AmazeVR, a virtual reality concert platform that allows consumers to experience their favourite musicians’ VR concerts via content creation tools, revealed today that it has raised $15 million in a round that was quickly oversubscribed.
Smilegate Investment, Quantum Ventures Korea, ABC Partners, Everrich Group, GS Group’s corporate venture capital firm GS Futures, We Ventures, Base Investment, and Dunamu&Partners, as well as previous backers Mirae Asset Venture Investment, Mirae Asset Capital, Partners Investment, and Timewise Investment, co-led the new funding.
AmazeVR has received a total of $30.8 million since its founding in 2015, and the firm expects to seek a Series B in early 2022 to continue its fast expansion, according to the company. AmazeVR’s co-CEO Ernest Lee told TechCrunch that the new funds will be used to expand the company’s workforce. AmazeVR started in 2021 with 12 people, but now has a total of 41 staff in Hollywood and Seoul, according to Lee.
“We’ve been successful in attracting top talent from the [music, entertainment, technology, and gaming] sectors,” Lee added. “This puts us in a great position to take advantage of virtual reality’s and the metaverse’s expanding popularity by delivering beautiful virtual reality concerts from big musicians to theatres and subsequently to homes across the globe.”
Fans now have unparalleled access to their favourite musicians thanks to social media, yet they are still separated by a screen.
AmazeVR’s VR concerts bring fans face-to-face with their favourite musicians, creating a personal connection, according to Lee. Users would create avatars, interact with one another, and attend virtual reality concerts together.
In an interview, Lee said, “Our goal is for the technology to be so good that it becomes invisible, so that the fan’s memory isn’t of a great VR experience, but of actually coming face to face with their favourite artists in fantastical immersive environments, blurring the lines of reality.”
JB Lee, Steve Lee, Jeremy Nam, and Steven Koo, all former executives of South Korean messaging service Kakao, established AmazeVR, which is based in Los Angeles with a Seoul branch. Following Kakao’s first public offering, the four co-founders uprooted their lives in Seoul and relocated to Silicon Valley to pioneer the future of virtual reality.

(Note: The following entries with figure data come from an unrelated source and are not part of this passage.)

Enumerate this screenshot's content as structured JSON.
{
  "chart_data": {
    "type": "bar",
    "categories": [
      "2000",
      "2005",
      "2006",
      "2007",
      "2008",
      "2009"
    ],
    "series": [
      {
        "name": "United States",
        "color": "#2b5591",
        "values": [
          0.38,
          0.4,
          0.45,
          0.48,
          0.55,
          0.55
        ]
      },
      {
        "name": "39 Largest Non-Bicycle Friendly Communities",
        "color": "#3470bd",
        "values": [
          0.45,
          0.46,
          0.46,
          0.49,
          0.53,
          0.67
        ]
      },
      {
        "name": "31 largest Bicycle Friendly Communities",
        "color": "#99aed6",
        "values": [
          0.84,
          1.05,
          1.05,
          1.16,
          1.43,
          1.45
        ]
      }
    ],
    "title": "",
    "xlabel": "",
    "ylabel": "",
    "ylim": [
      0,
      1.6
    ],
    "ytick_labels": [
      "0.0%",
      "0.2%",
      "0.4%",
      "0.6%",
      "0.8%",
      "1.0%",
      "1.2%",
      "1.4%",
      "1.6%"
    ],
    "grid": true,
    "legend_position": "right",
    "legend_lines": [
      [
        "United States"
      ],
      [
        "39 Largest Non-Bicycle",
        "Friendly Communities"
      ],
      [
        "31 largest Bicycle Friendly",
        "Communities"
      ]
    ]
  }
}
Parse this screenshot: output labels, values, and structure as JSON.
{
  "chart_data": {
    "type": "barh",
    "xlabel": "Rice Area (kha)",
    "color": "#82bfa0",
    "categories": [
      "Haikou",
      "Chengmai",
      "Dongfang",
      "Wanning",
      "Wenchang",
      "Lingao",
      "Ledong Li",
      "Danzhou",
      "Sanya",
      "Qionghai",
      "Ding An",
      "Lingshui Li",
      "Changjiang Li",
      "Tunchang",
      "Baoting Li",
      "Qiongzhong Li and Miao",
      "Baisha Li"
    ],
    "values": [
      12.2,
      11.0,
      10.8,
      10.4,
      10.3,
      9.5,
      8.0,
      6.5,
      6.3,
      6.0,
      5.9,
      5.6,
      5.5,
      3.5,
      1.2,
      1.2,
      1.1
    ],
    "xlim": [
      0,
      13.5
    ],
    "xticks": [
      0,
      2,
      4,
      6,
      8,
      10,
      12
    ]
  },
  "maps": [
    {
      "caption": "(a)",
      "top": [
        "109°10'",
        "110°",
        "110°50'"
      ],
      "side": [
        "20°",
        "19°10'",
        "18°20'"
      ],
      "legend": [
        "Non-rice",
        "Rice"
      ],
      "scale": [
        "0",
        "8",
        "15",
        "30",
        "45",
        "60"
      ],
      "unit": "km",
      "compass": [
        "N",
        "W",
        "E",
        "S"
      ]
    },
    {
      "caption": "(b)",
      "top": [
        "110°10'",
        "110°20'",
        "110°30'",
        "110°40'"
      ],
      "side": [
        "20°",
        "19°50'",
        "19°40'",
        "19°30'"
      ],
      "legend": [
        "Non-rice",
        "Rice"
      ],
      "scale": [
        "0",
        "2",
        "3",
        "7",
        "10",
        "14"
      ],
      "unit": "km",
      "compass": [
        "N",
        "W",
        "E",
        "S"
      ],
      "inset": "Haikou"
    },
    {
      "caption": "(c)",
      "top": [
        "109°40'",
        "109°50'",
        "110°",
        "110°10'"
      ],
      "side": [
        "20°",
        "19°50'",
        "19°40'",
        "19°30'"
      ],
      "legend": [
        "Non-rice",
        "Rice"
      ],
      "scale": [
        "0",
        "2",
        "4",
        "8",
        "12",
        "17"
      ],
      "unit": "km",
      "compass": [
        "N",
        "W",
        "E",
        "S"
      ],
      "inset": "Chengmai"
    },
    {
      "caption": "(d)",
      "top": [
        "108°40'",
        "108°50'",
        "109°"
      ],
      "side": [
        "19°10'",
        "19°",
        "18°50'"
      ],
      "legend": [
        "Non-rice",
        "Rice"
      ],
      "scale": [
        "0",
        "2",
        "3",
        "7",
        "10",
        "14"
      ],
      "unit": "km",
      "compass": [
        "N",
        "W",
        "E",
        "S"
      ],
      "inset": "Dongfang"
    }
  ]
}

AmazeVR has been developing virtual reality technology since 2015, according to Lee, and has shifted its focus entirely to virtual reality concerts in late 2019.
Even before the epidemic, the firm saw the need for a more immersive music experience via VR concerts; nevertheless, the music industry remained aloof and hesitant, partly due to concerns about cannibalization of live performances, their most profitable income source, according to Lee.
The current coronavirus epidemic has hastened market adoption, enabling AmazeVR to swiftly achieve product-market fit. People started to recognise that VR concerts are not live concerts but a new genre of entertainment as the music business got more open-minded about new technology, Lee concluded.
“The music business is in desperate need of a paradigm change, and numerous firms have been attempting to invent the next big thing.” “We’ve seen several attempts ranging from live streaming to virtual concerts to Fortnite events as a result of the epidemic,” Lee told TechCrunch. “All of these other alternatives merely add to what already exists, and none of them really captures the cover value for fans — a personal connection.”
Megan Thee Stallion, a three-time Grammy winner, will headline AmazeVR’s first commercial VR performance, which will tour select AMC Theatres throughout the United States this spring. According to Lee, the firm has already acquired its second artist, a worldwide A-list performer, and is close to securing the third. Years of R&D resulted in proprietary 9K cameras and software that can automate complicated unreal engine-based VR concert visual effects (VFX) modules and operate more than 100 headsets at simultaneously for its inaugural VR concert tour. By 2024, the company expects to ramp up its content development, with new VR concerts being released weekly for both in-theater and at-home audiences.
“You really need to experience our VR concerts to get a full grasp of how impactful they are. VR can finally blow all 2D experience out of the water. Thanks to our technology, we can evoke a real sense of presence you can’t get from a screen, the feeling that your favorite artist is right here, face to face with you,” Lee said. “This opens up a new dimension for music, one of the first new ways for artists and fans to connect since recordings appeared. We’re thrilled that investors are grasping this and are supporting us as we innovate and grow.”